ですから、安心してノーマライズブロックを追加・削除、順序変更、オプション設定の変更尾などを試行錯誤してみることができます。もしよくわからないことになってしまったら、上のプルダウンメニューから Current を選ぶと、現在適用されている状態に戻すことができます。これでよいという状態になったら、Do Normalize ボタンを押して Processed Signal を更新します。
Processed Signalは、一般的には、「正規化されたデータの、対数比」です。centering ブロックが適用されていれば、比の分母はその遺伝子の発現量の平均値です。Ratio to Control Samples ブロックが適用されていれば、分母はそのブロックのオプションで設定したコントロールサンプルの発現量です。
一般的に、発現解析はシグナル値(Ch1RawSignal)ではなく、対数比(ProcessedSignal)のデータに対して行います。
なぜシグナル値を比に変換するのでしょうか?
それは、オミクスデータは非常に複雑なので、シグナルを比に置き換えることにより、発現量という情報を無視して、発現がいつどれくらい変化したかという変動量に単純化できるからです。
具体的に表の数値を見てみてください。Centering ブロックを使おうが、Ratio to Control を使おうが、比にすると全く同じ値になっていることがわかります。ブロックの違いは、分母となる値です。centeringでは、平均値を使っているので、比の値が1より大きくても小さくても大した意味はありません。しかし、Ratio to Control Samples を使っているときは、1より大き(小さ)ければコントロールよりも増えて(減って)いることを表します。
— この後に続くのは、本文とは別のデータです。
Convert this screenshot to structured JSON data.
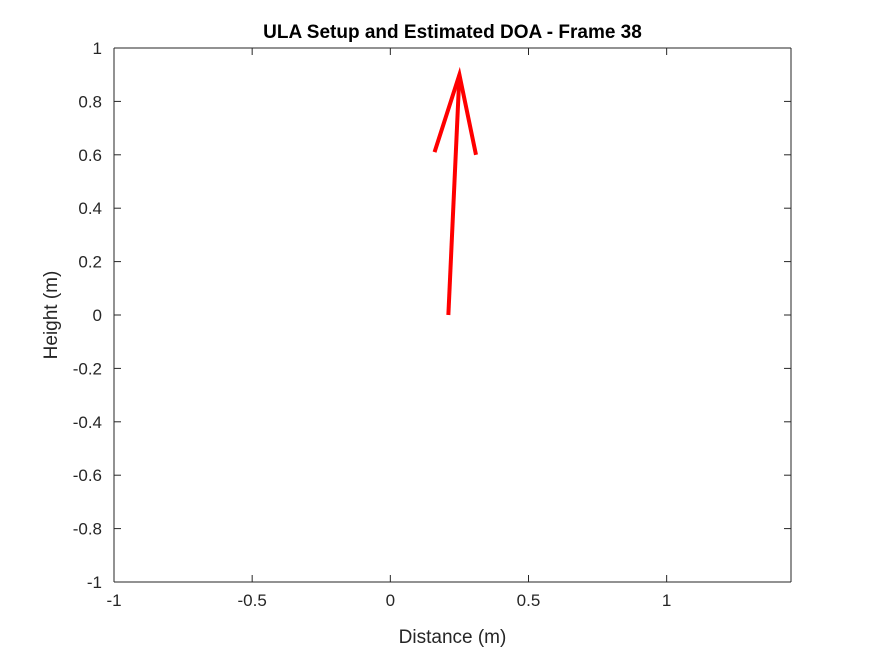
{
  "chart_data": {
    "type": "line",
    "title": "ULA Setup and Estimated DOA - Frame 38",
    "xlabel": "Distance (m)",
    "ylabel": "Height (m)",
    "xlim": [
      -1,
      1.45
    ],
    "ylim": [
      -1,
      1
    ],
    "xticks": [
      -1,
      -0.5,
      0,
      0.5,
      1
    ],
    "yticks": [
      -1,
      -0.8,
      -0.6,
      -0.4,
      -0.2,
      0,
      0.2,
      0.4,
      0.6,
      0.8,
      1
    ],
    "xtick_labels": [
      "-1",
      "-0.5",
      "0",
      "0.5",
      "1"
    ],
    "ytick_labels": [
      "-1",
      "-0.8",
      "-0.6",
      "-0.4",
      "-0.2",
      "0",
      "0.2",
      "0.4",
      "0.6",
      "0.8",
      "1"
    ],
    "grid": false,
    "box": true,
    "series": [
      {
        "color": "#ff0000",
        "style": "arrow",
        "x": [
          0.21,
          0.25
        ],
        "y": [
          0.0,
          0.9
        ]
      },
      {
        "color": "#ff0000",
        "style": "arrowhead",
        "x": [
          0.16,
          0.25,
          0.31
        ],
        "y": [
          0.61,
          0.9,
          0.6
        ]
      }
    ]
  }
}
しかし、比に置き換えることはデータを単純化する方法にすぎません。単純化した状態で、特定の発現パターンを示す遺伝子群を抽出したら、発現量という情報を回復してあげて、その中でも発現量が多い遺伝子と少ない遺伝子を分けることができます。数値計算だけで得られるP値より、発現がなかったところから出てきたという情報のほうが、生物学的には有意義なことが多いでしょう。
なぜ、比ではなく、対数比にするのでしょうか?
比(赤)は、増えたほうと減ったほうが対等に扱われません。増えるということは、比の値は100でも1000でも大きく変わりますが、減るということは、どれだけ減っても距離が1より大きくなることはありません。たとえば、「8倍増加(8)と8倍減少(0.125)の平均値は、4.06倍増加です」と聞いたら何かおかしいとおもいませんか?
増加と減少を対等に扱うにはいくつかの方法があります(青、緑、紫)。これらは、どれも増加と減少を対等に扱っています。ですから、どれでも8倍増加と8倍減少の平均値は「変化なし」となります。これは、わたしたちの常識と一致します。これらの違いは、増加分と分散に現れます。
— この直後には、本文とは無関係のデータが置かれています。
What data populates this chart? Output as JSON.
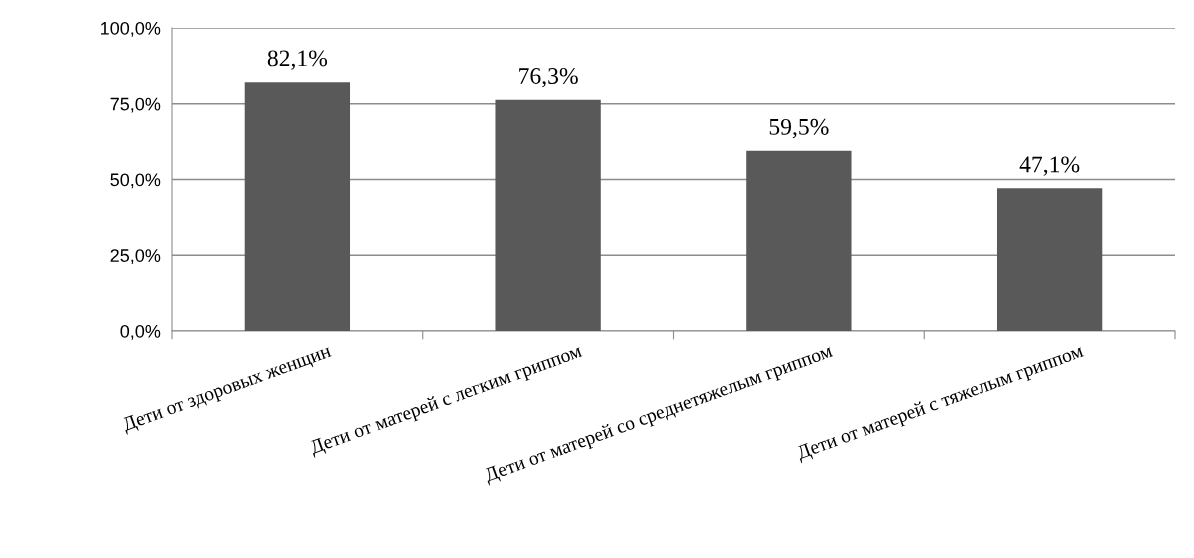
{
  "chart_data": {
    "type": "bar",
    "categories": [
      "Дети от здоровых женщин",
      "Дети от матерей с легким гриппом",
      "Дети от матерей со среднетяжелым гриппом",
      "Дети от матерей с тяжелым гриппом"
    ],
    "values": [
      82.1,
      76.3,
      59.5,
      47.1
    ],
    "value_labels": [
      "82,1%",
      "76,3%",
      "59,5%",
      "47,1%"
    ],
    "color": "#595959",
    "ylim": [
      0,
      100
    ],
    "yticks": [
      {
        "value": 0,
        "label": "0,0%"
      },
      {
        "value": 25,
        "label": "25,0%"
      },
      {
        "value": 50,
        "label": "50,0%"
      },
      {
        "value": 75,
        "label": "75,0%"
      },
      {
        "value": 100,
        "label": "100,0%"
      }
    ],
    "grid": "y"
  }
}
対数は、この中でもよく特性が知られていて、よく使われている手法です。対数の底は2でも10でもeでも、クラスタリングや検定の結果は同じになるので、なんでもかまわないのですが、よく使われる2がわかりやすいです。
なぜ、シグナルをノーマライズするのか?
ここまで読んで、シグナルを対数比に変換する理由がわかったと思います。もう一つ前処理で大事なのが、正規化(ノーマライズ)です。
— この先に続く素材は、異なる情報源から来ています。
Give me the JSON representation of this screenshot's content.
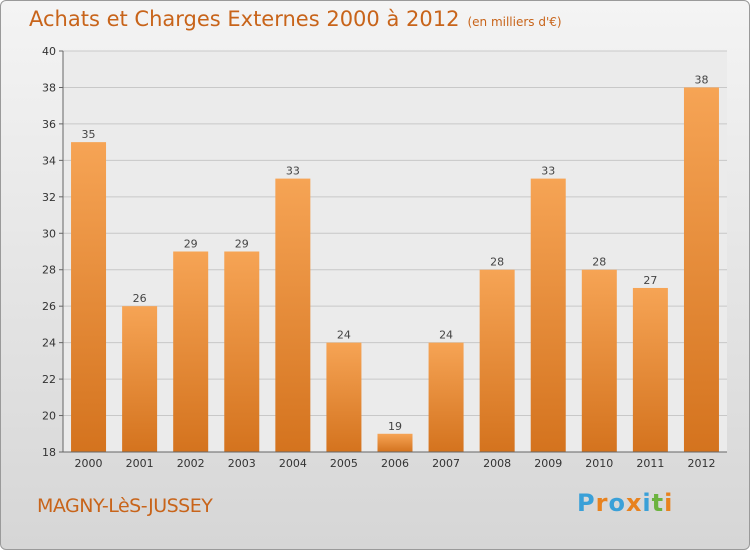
{
  "title": "Achats et Charges Externes 2000 à 2012",
  "subtitle": "(en milliers d'€)",
  "city": "MAGNY-LèS-JUSSEY",
  "brand": {
    "letters": [
      "P",
      "r",
      "o",
      "x",
      "i",
      "t",
      "i"
    ],
    "colors": [
      "#3aa0d8",
      "#e8821e",
      "#3aa0d8",
      "#e8821e",
      "#3aa0d8",
      "#6cb33f",
      "#e8821e"
    ]
  },
  "colors": {
    "bar_top": "#f6a455",
    "bar_bottom": "#d4731e",
    "grid": "#c8c8c8",
    "axis": "#666666"
  },
  "chart_data": {
    "type": "bar",
    "categories": [
      "2000",
      "2001",
      "2002",
      "2003",
      "2004",
      "2005",
      "2006",
      "2007",
      "2008",
      "2009",
      "2010",
      "2011",
      "2012"
    ],
    "values": [
      35,
      26,
      29,
      29,
      33,
      24,
      19,
      24,
      28,
      33,
      28,
      27,
      38
    ],
    "ylim": [
      18,
      40
    ],
    "yticks": [
      18,
      20,
      22,
      24,
      26,
      28,
      30,
      32,
      34,
      36,
      38,
      40
    ],
    "grid": true
  }
}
実験データを見てみると、ハイブリダイゼーションやウォッシュ、反応液の成分などの実験的な要因のわずかな差で、サンプル間にシステマティックなバイアスが生じることがあります。たとえば、そのようなバイアスが生じることを、エクセル上でシミュレーションしてみたのが、下のダウンロードリンクのものです。このエクセルシートで、3とセットすると、Sample2 では Sample1 より3倍高い値に、Sample 3では Sample 1 より3倍低い値になります。
Step1: 底が 2 の対数に変換します。この段階では、システマティックバイアスがあることがわかります。
Step2: グローバルノーマライズを適用します。サンプル間のシステマティックバイアスがキャンセルされることにより、遺伝子の本来の変動が表れます。
Step3: 比に変換します。こうすることで、どの遺伝子の発現が増加(減少)したかが、よくわかるようになります。
まとめると、前処理とは、「シグナル値」を「ノーマライズされた対数比の値」にすることです。Subio Platform 上でNormalizationをご確認ください。多くの場合、上記の3つのステップが含まれていることがわかります。
しかし、ノーマライズはいつも適用できる、あるいは適用したほうがいいとは限りません。たとえば、異なる種類の細胞を比べる時、または異なる発達ステージをくらべるとき、発現量が全体的に変わらないという前提が成立しません。このような場合は、ノーマライズを適用すべきか、すべきでないか慎重に判断しなければなりません。詳しくは、Why Subio Platform? という記事をご覧ください。
シミュレーションのエクセルシートをダウンロードする
こうしてみると、Normalizationのプロセスは単純で、エクセルでも再現できる ものであることがわかるでしょう。一度は、このシミュレーションの数式を追って、何が行われているのか具体的に理解すると、今後さまざまな応用がきくようになるでしょう。